Narcotrafic : l’erreur de la gauche
L’opposition de gauche s’évertue à vider la loi sur le narcotrafic de sa substance. Elle ne semble pas avoir bien compris l’ampleur de la menace que les mafias font peser sur la démocratie française.

Débat désespérément traditionnel à l’Assemblée, sur la loi destinée à enrayer la progression du narcotrafic en France. La droite et le centre soutiennent la proposition, la gauche le rejette. Parlons clair : cette discussion vintage n’est pas à la hauteur de la situation.
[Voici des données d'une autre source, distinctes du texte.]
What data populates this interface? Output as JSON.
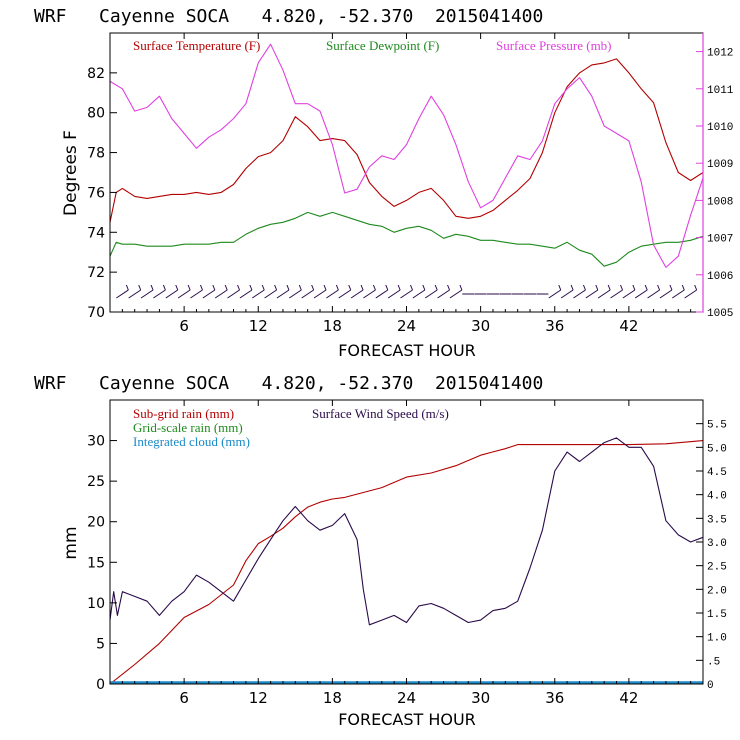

À l’origine de la réforme, on trouve un rapport très complet et très inquiétant produit par deux sénateurs, l’un de droite et l’autre de gauche. On y constate que le trafic touche désormais tout le territoire, y compris des villes ou des villages jusque-là exempts de toute délinquance organisée, que les règlements de compte, les assassinats, les actes de torture et de barbarie perpétrés par les trafiquants se multiplient, ainsi que les morts de personnes étrangères au trafic succombant à des balles perdues. On y apprend aussi que dans certains quartiers, les mafieux tiennent les habitants sous leur férule, instaurant par la violence un pouvoir de fait hors des lois républicaines. On y démontre surtout que la puissance financière accumulée par des chefs mafieux vivant souvent à l’étranger leur permet faire assassiner par des tueurs stipendiés à peu près qui bon leur semble et de commencer à corrompre, grâce à un mélange de menaces et de pots-de-vin les fonctionnaires publics des douanes, de la police et de la magistrature.
On connaît ce processus : il arrive un moment où les fortunes constituées par les gangs les constituent en petits états dans l’État qui organisent leur impunité et défient avec succès la puissance publique, à l’image de ce qui s’est passé en Italie ou en Amérique latine. D’où la loi élaborée par les parlementaires, qui vise à affronter cette situation exceptionnellement grave. Création d’un parquet national, renforcement des moyens d’enquête, isolement des mafieux emprisonnés, amélioration des moyens de surveillance, dispositions sur les « repentis » : tels sont les principales dispositions prévues par le texte.
Aussitôt une opposition se lève à l’Assemblée pour contester ces dispositions, qu’on rejette pour leur caractère « liberticide ». Pourquoi pas ? La vigilance sur les libertés publiques est légitime. Il est possible que certaines mesures soient effectivement aux limites des principes généraux du droit. Mais la gauche a grand tort de s’en tenir là : globalement, la démarche des parlementaires est parfaitement justifiée par l’urgence de la situation. Elle s’inspire, entre autres, du dispositif antimafia mis en place avec succès en Italie depuis plusieurs années.
Souvent, les critiques formulées négligent de préciser le but recherché. On rejette ainsi les mesures d’isolement prévues à l’encontre des chefs mafieux. Mais elles ont pour but d’empêcher des parrains impitoyables de continuer à diriger leurs organisations du sein même de leur prison. On peut les amender sur un ou deux points litigieux. Mais elles sont globalement utiles et légitimes. On critique la possibilité pour la puissance publique d’accéder aux communications secrètes des messageries cryptées, au nom de la défense de la vie privée. Mais il s’agit, en l’occurrence, de surprendre les conversations qui aboutissent à des assassinats, ou bien à des opérations de corruption de grande envergure dans les ports ou dans les villes, chose précieuse aux enquêteurs.
On dénonce l’idée de dissimuler aux mafieux et à leurs avocats certains aspects des enquêtes menées contre eux, ce qui peut se comprendre. Mais on oublie de dire que cette disposition a pour but, non de handicaper la défense, qui garde toutes ses prérogatives, mais de ne pas renseigner les criminels sur les moyens qui ont permis leur arrestation, ce qui les conduirait évidemment à prendre de nouvelles précautions pour déjouer à l’avenir le travail de la police.
Tel est en effet le véritable débat : la gauche doit comprendre qu’il faut rapidement renforcer les moyens des juges et des policiers, sans quoi la gangrène de la corruption et du chantage sur les fonctionnaires publics risque de devenir inarrêtable. L’opposition peut amender le projet sur certains points, mais certainement pas ruiner l’architecture générale du texte, dont l’urgence saute aux yeux de quiconque se penche sur le dossier.